Gilbert Castellanos Quintet Enlivens Jazz Standards at Casa Jazz Club

Credit: Christine Terrisse

For day two of its 2nd Annual Casa Jazz Club this past Sunday, Casa Romantica Cultural Center and Gardens presented the Gilbert Castellanos Quintet. The San Diego-based five-piece brought sizzle to jazz standards and sparkle to an overcast afternoon.

Including Tommy Aros on congas who toured with Luis Miguel, one of the world’s greatest Latin singers, the quintet’s sassy and subtle execution of a set punctuated by classic jazz standards made a continuing case for the reinvigoration instead of reinvention of jazz.

The two-day two-headliner club had a marvelous setting: the courtyard of the seaside Spanish-revival former home of San Clemente founder Ole Hanson. Tickets aren’t necessarily cheap, but when you consider the level of talent and the opportunity to experience them in such an intimate and exquisite setting, the general admission price of $80 seems a worthy weekend getaway splurge, especially since a brunch menu catered by the local creole/cajun restaurant Iva Lee’s is included.

As bottomless mimosas were repoured, Castellanos announced the first song as “Open Sesame” penned by the late trumpeter Freddie Hubbard. The tune’s main refrain lends itself nicely to Latin rhythms and the quintet’s precise punctuation gave a vivacious kick to the already twittering tempo.

It’s always fascinating to watch musicians of this caliber wait and watch for clues as to how or when to change pace, jump in or follow. The unspoken language between Castellanos, Aros upright bassist Dean Hulett, pianist Irving Flores, and drummer Tyler Kruetel is fluid. Jazz—not so much a genre as a tradition—can suffer from lack of inspiration. Castellanos’s careful selection of tunes and the proficiency of the band ensured a performance crackling with life.

Standards included Latin-tinged interpretations of “Old Devil Moon” and a notable performance of “September in the Rain” in which, with the trumpet’s mute on, Castellanos imbued with romance.

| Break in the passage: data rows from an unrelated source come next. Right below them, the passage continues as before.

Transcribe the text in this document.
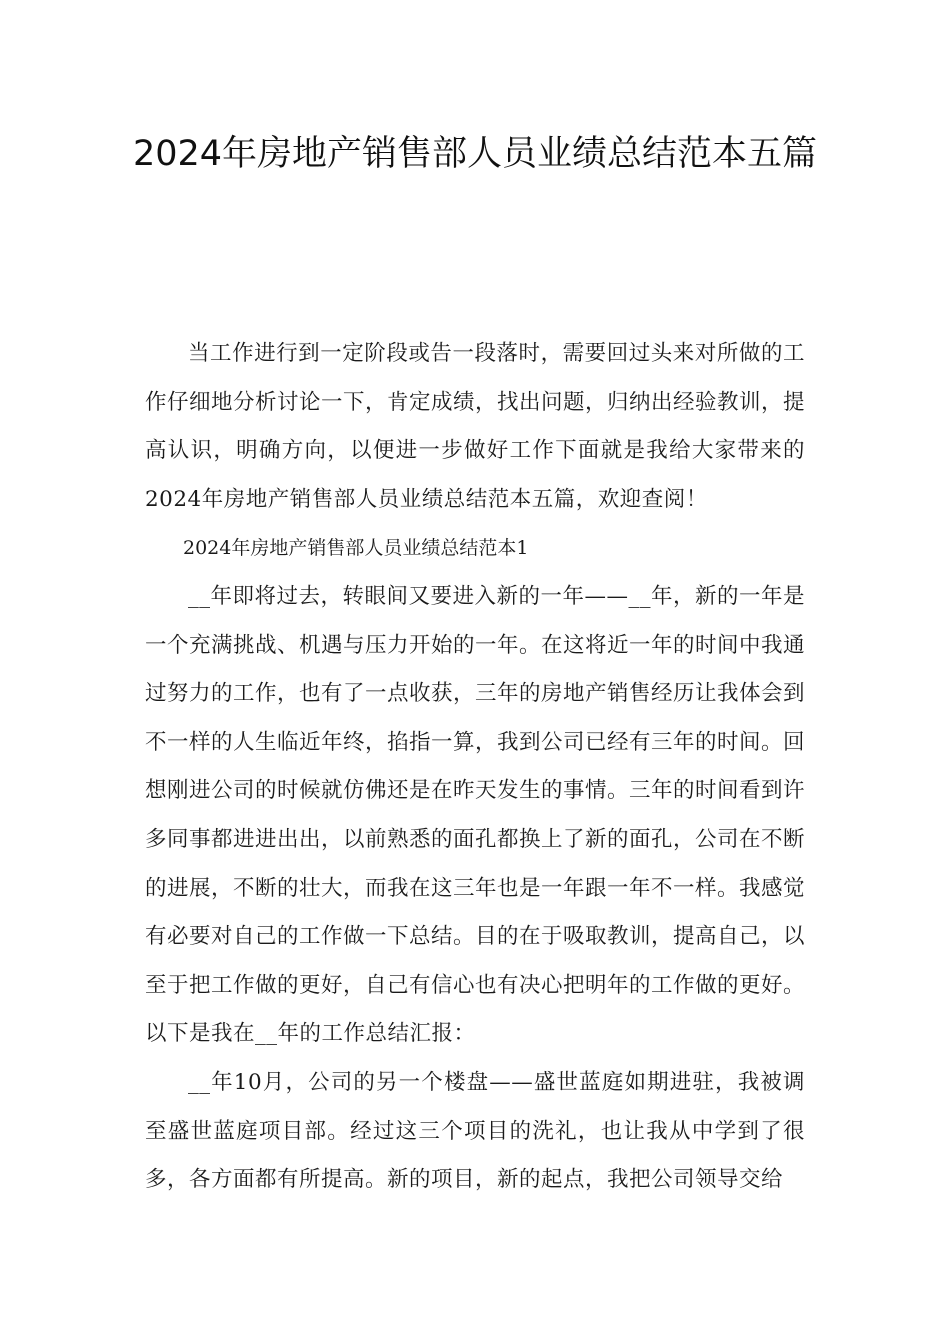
2024年房地产销售部人员业绩总结范本五篇

当工作进行到一定阶段或告一段落时，需要回过头来对所做的工作仔细地分析讨论一下，肯定成绩，找出问题，归纳出经验教训，提高认识，明确方向，以便进一步做好工作下面就是我给大家带来的2024年房地产销售部人员业绩总结范本五篇，欢迎查阅！

2024年房地产销售部人员业绩总结范本1

__年即将过去，转眼间又要进入新的一年——__年，新的一年是一个充满挑战、机遇与压力开始的一年。在这将近一年的时间中我通过努力的工作，也有了一点收获，三年的房地产销售经历让我体会到不一样的人生临近年终，掐指一算，我到公司已经有三年的时间。回想刚进公司的时候就仿佛还是在昨天发生的事情。三年的时间看到许多同事都进进出出，以前熟悉的面孔都换上了新的面孔，公司在不断的进展，不断的壮大，而我在这三年也是一年跟一年不一样。我感觉有必要对自己的工作做一下总结。目的在于吸取教训，提高自己，以至于把工作做的更好，自己有信心也有决心把明年的工作做的更好。以下是我在__年的工作总结汇报：

__年10月，公司的另一个楼盘——盛世蓝庭如期进驻，我被调至盛世蓝庭项目部。经过这三个项目的洗礼，也让我从中学到了很多，各方面都有所提高。新的项目，新的起点，我把公司领导交给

We’re going to let the percussion loose on this one,” he declared before launching into “Lotus Blossom” composed by Billy Strayhorn. By this time, the mimosas had kicked in for one semi-rowdy table.

Castellanos wasn’t afraid of a little party saying “I hope you are having as much fun as we are—keep drinking,” he told them. The almost tribal rhythmic patting of the song moved into a trumpet solo which turned from comedy to tragedy changing from a plaintive, almost comedic wail to a slow and melancholy refrain punctuated towards the end by a light finger tapping from drummer Kruetel. Throughout, Castellanos found key moments that remind us of the remarkable flexibility of the trumpet and its ability to move from comic to petulant to joyful to mournful.

The group closed out with “Gibraltar” which began with a kind of abstract piano intro that evolved into a clarion cascade. And so, the set ended with the same energetic flurry as it began. “Keep jazz alive,” Castellanos quipped before striding off the stage.

Casa Romantica’s efforts to lead and innovate in the arts and culture realm was given a shot of adrenaline when Executive Director Berenika Palys came on board several years ago. Palys, a Juilliard educated musician drew on her experience as founder, pianist and artistic director of the Dana Point Symphony as well as her time as a Fellow at the Kennedy Center in Washington, D.C. to bring an ambitious menu of experiences aimed for all ages.

It’s been a consistent build for the cultural center, one that’s starting to pay off as awareness grows. It’s a smart move to build the jazz club on quality and intimacy vs. trying to create a full-blown festival, but perhaps in the coming years it might be nice to see the roster grow a bit and perhaps to have a night geared towards students or for the community at a lower price point featuring lesser-known musicians.

However, as a lovely man I met who drove from San Dimas to stay overnight with his wife for the weekend can attest, it made for a lovely getaway. The quality of the talent and the execution of the experience is what made it special, so that should never change. As long as we’re keeping jazz alive, it’s all good.